The building meets the passive standard with walls that have U values between 0.17 and 0.23 W/m²K. The windows are equipped with triple glazing in the north, but double glazing in the south.
The ventilation is dual flow, of course, and the wheel exchanger is used to adjust the humidity. The inertia of the construction is capitalised on thanks to partial false ceilings in the office areas.
In the development of the architectural approach of A2M, the passive system is naturally associated with the rationale of the building’s life cycle. It has led architects to focus on the particular sustainability of structures, walls and partitions. Reducing the technological aspects for the benefit of architectural aspects was a paradoxical challenge, which got them to focus on ever more structured, low tech energy, relying less on technologies. It is in this connection that they adopted the rationale of the Trias Energetica – “less, better, otherwise,” -- which requires reducing first the needs (of energy, but also of surface, materials, water, etc.) by work on the form and on the material, before considering improvements to the technical systems and resorting to other forms of resources (renewable, etc.).
The work on the erection and form of the building led to the optimisation of natural light while reducing heat losses. The optimisation of solar gain, natural lighting and ventilation needs made it possible to reduce the heating needs in winter and the overheating risks in summer.
Comfort and technical choices
The initial choice of a light structure was abandoned for a heavy one due to its inertia and mechanical resistance qualities, but also for its reduced cost with a comparable environmental impact.
Particular attention was paid to the comfort of the occupants, as a guarantee to the proper use of the building. To enable regulation on an office by office basis, heat is distributed in a traditional hot water system and extra heating is provided by a gas condensing boiler. The ventilation system is oversized to ensure the necessary flow rates of intensive ventilation at night in summer and a cooling unit is provided as backup in the event of heat waves. The lighting installations are optimised thanks to the choice of low-consumption devices properly positioned and an adjustment of dimmers and presence sensors.
The passive certification and BREEAM “Very Good” label attest to the efficiency of the solutions selected and the sustainable character of the building.
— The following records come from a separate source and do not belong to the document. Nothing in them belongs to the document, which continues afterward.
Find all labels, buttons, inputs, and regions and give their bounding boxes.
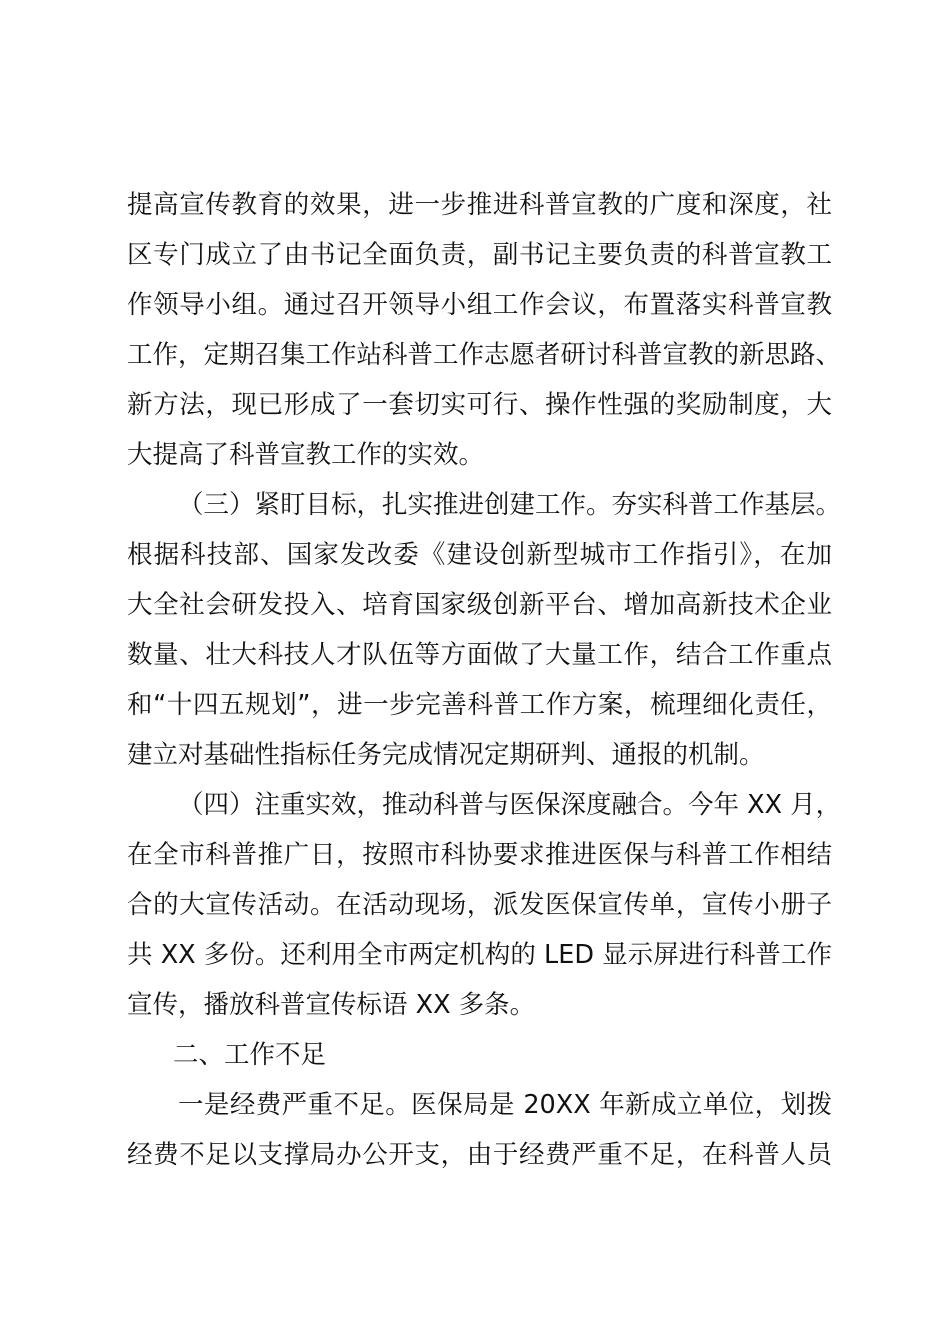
text-line: 经费不足以支撑局办公开支，由于经费严重不足，在科普人员 bbox=[127, 1140, 832, 1170]
text-line: 和“十四五规划”，进一步完善科普工作方案，梳理细化责任， bbox=[127, 690, 832, 720]
text-line: （三）紧盯目标，扎实推进创建工作。夯实科普工作基层。 bbox=[178, 490, 842, 520]
text-line: 新方法，现已形成了一套切实可行、操作性强的奖励制度，大 bbox=[127, 390, 832, 420]
paragraph bbox=[127, 780, 842, 1030]
text-line: 在全市科普推广日，按照市科协要求推进医保与科普工作相结 bbox=[127, 840, 832, 870]
section-heading bbox=[127, 1030, 832, 1080]
text-line: 数量、壮大科技人才队伍等方面做了大量工作，结合工作重点 bbox=[127, 640, 832, 670]
text-line: 大全社会研发投入、培育国家级创新平台、增加高新技术企业 bbox=[127, 590, 832, 620]
text-line: 合的大宣传活动。在活动现场，派发医保宣传单，宣传小册子 bbox=[127, 890, 832, 920]
text-line: （四）注重实效，推动科普与医保深度融合。今年 XX 月， bbox=[178, 790, 842, 820]
text-line: 大提高了科普宣教工作的实效。 bbox=[127, 440, 485, 470]
paragraph bbox=[127, 480, 842, 780]
text-line: 工作，定期召集工作站科普工作志愿者研讨科普宣教的新思路、 bbox=[127, 340, 842, 370]
paragraph bbox=[127, 180, 842, 480]
text-line: 区专门成立了由书记全面负责，副书记主要负责的科普宣教工 bbox=[127, 240, 832, 270]
text-line: 宣传，播放科普宣传标语 XX 多条。 bbox=[127, 990, 536, 1020]
text-line: 共 XX 多份。还利用全市两定机构的 LED 显示屏进行科普工作 bbox=[127, 940, 832, 970]
text-line: 根据科技部、国家发改委《建设创新型城市工作指引》，在加 bbox=[127, 540, 832, 570]
heading-text: 二、工作不足 bbox=[173, 1040, 327, 1070]
text-line: 建立对基础性指标任务完成情况定期研判、通报的机制。 bbox=[127, 740, 765, 770]
text-line: 提高宣传教育的效果，进一步推进科普宣教的广度和深度，社 bbox=[127, 190, 832, 220]
text-line: 一是经费严重不足。医保局是 20XX 年新成立单位，划拨 bbox=[178, 1090, 832, 1120]
paragraph bbox=[127, 1080, 832, 1180]
text-line: 作领导小组。通过召开领导小组工作会议，布置落实科普宣教 bbox=[127, 290, 832, 320]
document-body bbox=[127, 180, 842, 1180]
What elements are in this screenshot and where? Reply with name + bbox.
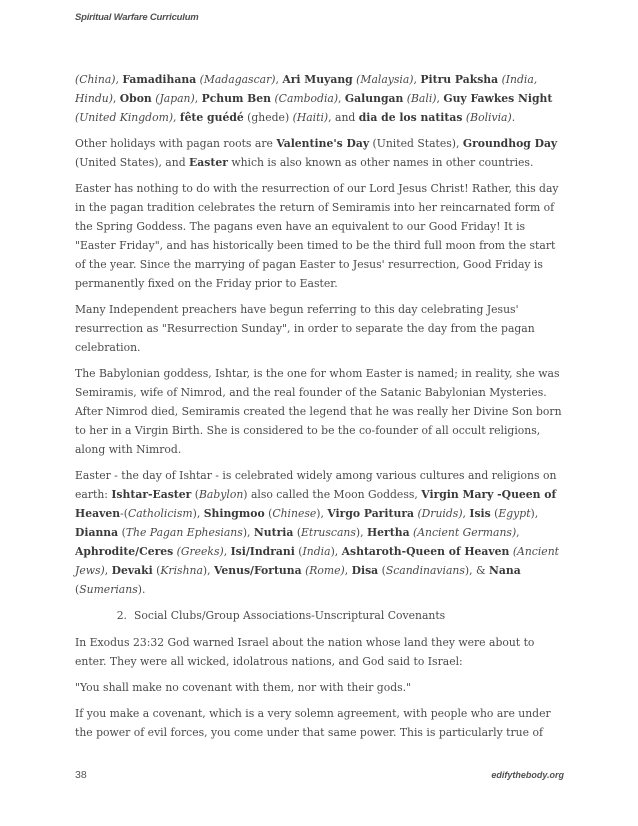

The cost of the construction comes to €1,100 / m² (exclusive of VAT, exclusive of fees).
Performances and reality check
The building in question has been built in Nivelles to promote passive offices and has a Very Good BREEAM certification.
The design and engineering firms involved attached the dynamic simulations to the bill of specifications for the work, and the installation and programming work was carried out in accordance with these parameters. After a few months of operation, the building started showing a number of disparities with the simulated results. Over a 4-month period, the occupant increased the heating setting from 21°C to 23°C . This led to a post-acceptance fine-tuning period during which settings have been slightly modified. The monitoring also revealed further relevant information, such as the possibility of losses in the heating network, the imminent failure of one of the post-heating units, etc.
The designers are continuing to monitor the building's performance, and could possibly remain on-site for a total of two years. The readings and the feedback from the occupants are now being regularly checked against the simulation results, thereby helping the maintenance team to fine-tune the building management system. Should the occupant make any significant change to how he uses the building, the maintenance team, associated with the project right from the start, is now able to adapt the building's behaviour accordingly. This commissioning, although only in a "light" version, shows that a building that has been optimised in line with its real-life use and its occupants is able to meet the energy efficiency and comfort targets defined in the design phase.